In Situ Performance Analysis of Event-driven Simulations to Support the Codesign of Extreme-Scale Systems
TimeSunday, November 11th2:42pm - 2:45pm
DescriptionParallel discrete event simulation (PDES) is a productive and cost-effective tool in exploring the design space of high performance computing (HPC) system architectures. In discrete event simulation, the modeled entities (e.g., network router) interact through the exchange of timestamped messages. For parallel simulations, the synchronization protocol ensures causal correctness of the simulation. In PDES, synchronization protocols are classified as conservative or optimistic. Conservative methods ensure that events are processed only when it is safe to do so, while optimistic methods allow for speculative processing of events and provide out-of-order event detection and recovery mechanisms.
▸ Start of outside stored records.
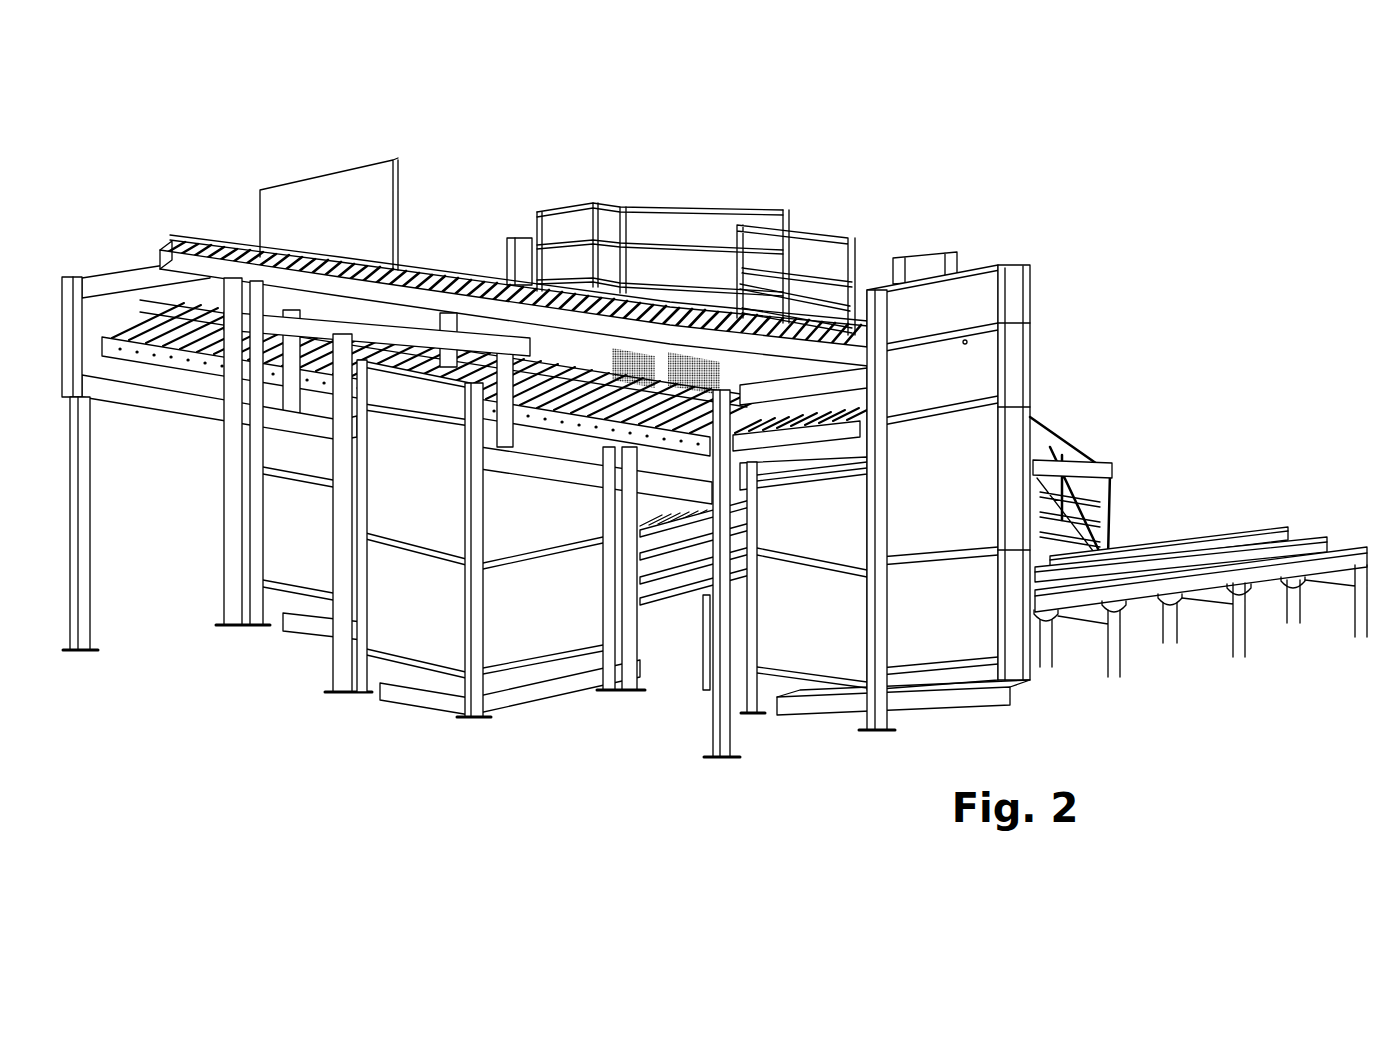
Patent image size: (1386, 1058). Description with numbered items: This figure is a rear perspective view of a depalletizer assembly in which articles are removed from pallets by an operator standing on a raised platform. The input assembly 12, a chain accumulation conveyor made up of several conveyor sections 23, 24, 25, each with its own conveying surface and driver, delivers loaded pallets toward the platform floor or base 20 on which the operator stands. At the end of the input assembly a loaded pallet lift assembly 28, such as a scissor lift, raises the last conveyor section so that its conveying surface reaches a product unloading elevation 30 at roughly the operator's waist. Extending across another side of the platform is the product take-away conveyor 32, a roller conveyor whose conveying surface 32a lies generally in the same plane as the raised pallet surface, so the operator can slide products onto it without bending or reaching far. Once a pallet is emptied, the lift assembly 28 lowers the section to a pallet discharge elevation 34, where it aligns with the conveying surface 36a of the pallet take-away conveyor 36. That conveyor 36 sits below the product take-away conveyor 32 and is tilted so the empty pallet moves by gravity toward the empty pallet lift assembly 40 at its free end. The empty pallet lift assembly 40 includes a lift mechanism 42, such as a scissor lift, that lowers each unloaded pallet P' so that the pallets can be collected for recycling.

The input assembly 12 is at (1208, 523).
The platform floor or base 20 is at (697, 380).
The conveyor section 23 is at (1267, 580).
The conveyor section 24 is at (1133, 610).
The conveyor section 25 is at (1088, 633).
The loaded pallet lift assembly 28 is at (830, 723).
The product unloading elevation 30 is at (323, 247).
The product take-away conveyor 32 is at (203, 236).
The conveying surface 32a is at (480, 270).
The pallet discharge elevation 34 is at (870, 345).
The pallet take-away conveyor 36 is at (650, 455).
The conveying surface 36a is at (633, 403).
The empty pallet lift assembly 40 is at (358, 713).
The lift mechanism 42 is at (412, 715).
The unloaded pallet P' is at (1118, 467).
Because optimistic protocols can better exploit the parallelism inherent in models, optimistic simulations tend to be more scalable than conservative simulations. However, optimizing optimistic simulations to minimize the time spent performing unproductive work (i.e., rolling back the simulation state to fix causality errors) is not a trivial task. The factors that affect optimistic performance exist at multiple levels of the simulation, from the physical hardware running the simulation, communication of MPI ranks, as well as characteristics of the simulated model itself. The interplay of these factors is difficult to understand, making it difficult for optimistic PDES to be used efficiently, especially by simulation users, such as network architects.